This seems harmless enough, but it's an example of a much larger problem
in Open Source, particularly in Linux: critical components of the
operating system are developed by people who don't know each other, and
don't talk to each other.
* Did the folks who patched OpenSSH for SystemD know (or care) that
libsystemd depends on xz-utils?
* Did the SystemD folks know (or care) that xz-utils had begun using
ifunc?
* Did the OpenSSH folks know (or care) that ifunc was a thing?
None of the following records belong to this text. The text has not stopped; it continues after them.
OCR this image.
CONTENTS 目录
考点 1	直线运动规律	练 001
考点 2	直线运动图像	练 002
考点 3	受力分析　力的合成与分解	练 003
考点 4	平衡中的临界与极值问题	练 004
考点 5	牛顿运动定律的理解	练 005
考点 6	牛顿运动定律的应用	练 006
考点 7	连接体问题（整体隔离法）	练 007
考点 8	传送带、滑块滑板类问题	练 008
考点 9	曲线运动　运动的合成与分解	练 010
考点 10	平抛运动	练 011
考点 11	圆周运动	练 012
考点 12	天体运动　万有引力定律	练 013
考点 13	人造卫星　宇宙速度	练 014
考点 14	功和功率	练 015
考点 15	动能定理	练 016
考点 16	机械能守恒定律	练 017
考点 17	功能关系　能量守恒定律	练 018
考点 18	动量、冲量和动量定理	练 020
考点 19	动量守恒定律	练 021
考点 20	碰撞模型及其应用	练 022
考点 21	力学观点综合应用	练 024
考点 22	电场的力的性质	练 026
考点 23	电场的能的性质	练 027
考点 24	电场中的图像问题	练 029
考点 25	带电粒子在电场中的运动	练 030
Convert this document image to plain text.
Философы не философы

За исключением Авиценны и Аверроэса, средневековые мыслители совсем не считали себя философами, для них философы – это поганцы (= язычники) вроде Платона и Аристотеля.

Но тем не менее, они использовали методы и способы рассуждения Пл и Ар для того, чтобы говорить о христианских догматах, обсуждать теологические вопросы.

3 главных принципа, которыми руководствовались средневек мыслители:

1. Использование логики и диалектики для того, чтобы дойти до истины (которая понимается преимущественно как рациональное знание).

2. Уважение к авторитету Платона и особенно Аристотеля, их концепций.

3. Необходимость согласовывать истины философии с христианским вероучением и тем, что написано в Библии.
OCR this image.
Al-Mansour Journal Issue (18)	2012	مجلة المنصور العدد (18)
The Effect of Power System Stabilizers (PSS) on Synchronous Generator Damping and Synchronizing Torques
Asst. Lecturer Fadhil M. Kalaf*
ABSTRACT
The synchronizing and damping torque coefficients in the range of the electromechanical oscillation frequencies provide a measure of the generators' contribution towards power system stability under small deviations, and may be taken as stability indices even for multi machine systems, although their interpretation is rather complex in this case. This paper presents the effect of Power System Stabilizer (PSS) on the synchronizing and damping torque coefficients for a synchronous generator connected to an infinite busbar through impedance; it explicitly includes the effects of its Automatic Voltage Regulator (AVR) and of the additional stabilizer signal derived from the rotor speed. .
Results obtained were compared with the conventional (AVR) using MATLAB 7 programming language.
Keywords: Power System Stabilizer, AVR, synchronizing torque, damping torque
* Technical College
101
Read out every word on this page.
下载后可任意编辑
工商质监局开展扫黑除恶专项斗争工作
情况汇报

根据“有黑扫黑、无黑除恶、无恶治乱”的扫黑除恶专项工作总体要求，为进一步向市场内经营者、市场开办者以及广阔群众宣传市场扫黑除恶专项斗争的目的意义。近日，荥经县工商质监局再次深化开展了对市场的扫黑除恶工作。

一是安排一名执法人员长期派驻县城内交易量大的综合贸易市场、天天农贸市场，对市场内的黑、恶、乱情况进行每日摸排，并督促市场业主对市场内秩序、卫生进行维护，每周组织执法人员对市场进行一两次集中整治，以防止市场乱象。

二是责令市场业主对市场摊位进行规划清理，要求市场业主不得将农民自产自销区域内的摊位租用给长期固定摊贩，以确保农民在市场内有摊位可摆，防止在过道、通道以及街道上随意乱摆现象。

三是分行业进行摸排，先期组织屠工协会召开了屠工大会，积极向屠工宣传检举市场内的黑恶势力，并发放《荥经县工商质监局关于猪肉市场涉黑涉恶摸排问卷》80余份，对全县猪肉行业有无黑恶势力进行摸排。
It's
certainly not a thing on OpenBSD.
In some sense, this breakdown in communication is a feature of open
source: I can adapt your work to my needs without having to bother you
about it. But it can also lead to a degree of indirection that prevents
critical design assumptions (such as a traditional dynamic linking
process) from being upheld.
The obvious corollary to [Conway's Law][conway] is that if you are
shipping your org chart, you're also shipping the bugs that live in the
cracks of your org chart. No one person or team really made a mistake
here, but with the benefit of hindsight it's clear the attackers
perceived that the left hand of Debian/Fedora SSH did not know what the
right hand of xz-utils was doing.
## What is GNU IFUNC *supposed* do?
It allows you to determine, at runtime, which version of some function
you'd like to use. It does this by giving you an opportunity to run
**arbitrary code** to influence how the linker resolves symbols.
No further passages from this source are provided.